Denmark Dagrofa Gives up on Discount
Denmark’s third largest grocer Dagrofa has decided to admit defeat in the merciless Danish discount channel by discontinuing its Kiwi banner. The retailer has given up hope of turning the smallest discount chain in the country into a profitable operation. Around 20 of the 103 stores will be converted to Spar and 10 to Meny supermarkets, Dagrofa CEO Per Thau told the Danish retail magazine, Dansk Handelsblad. The remaining stores will be sold to the highest bidder, or will be closed.
After abandoning its discount operations, Dagrofa is left with its Meny high-end supermarkets; its local hero stores Spar, Min Købmand and Let-Køb; as well as its wholesale and cash & carry business. Thau disclosed to Dansk Handelsblad that Meny, Spar, the wholesale and cash & carry businesses are all profitable and that the retailer will therefore be aiming for total group profitability by 2019 at the latest.
Daniel Johansson (Retail Analyst)
Opinion Overestimated Discount Channel Growth
We have waited for the first victim of the fiercely competitive Danish discount channel for a while now and it's no wonder that it is Kiwi that had to back down in the end. The banner was the youngest and smallest discounter in Denmark, with Netto, Rema 1000, Fakta, Lidl and Aldi Nord all being significantly larger than Kiwi. LZ Retailytics data also shows that the sales densities of the top three discounters exceed the bottom three by far.
Kiwi, since its launch in 2008, has struggled to reach its expansion targets due to a lack of promising retail locations. In the discount channel where scale and efficiency are imperative, 103 stores is simply too few. Dagrofa tried to push expansion by offering its independents the option to convert their stores to Kiwi, but the interest was lukewarm. In fact, the group’s majority of independent merchants, who are also company owners, likely played an important role in the decision to close Kiwi as they felt their surplus was wasted on the loss-making chain.
Kiwi’s demise serves as a clear message that the discount channel will not continue growing in its traditional form. The remaining players will need to adapt their concepts and potentially go upmarket for growth to proceed without impacting the bottom line – something which we already see happening.

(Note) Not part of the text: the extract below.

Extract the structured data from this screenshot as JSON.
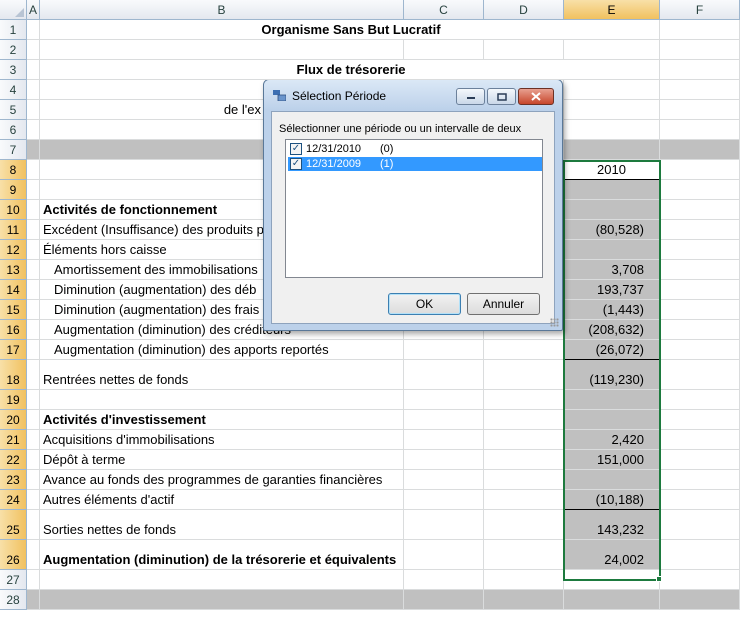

Netto and Rema 1000 will be the most likely buying candidates for the Kiwi stores in the most lucrative locations. We suspect that many of the stores are likely to be closed since Dagrofa often had to settle for sub-optimal plots. This will put even more pressure on Fakta, Lidl and Aldi Nord as the distance to the two top players will expand further. This is especially true for Rema 1000, with its targeted 20-25 store openings annually, which LZ Retailytics forecasts to gain significantly in terms of market share.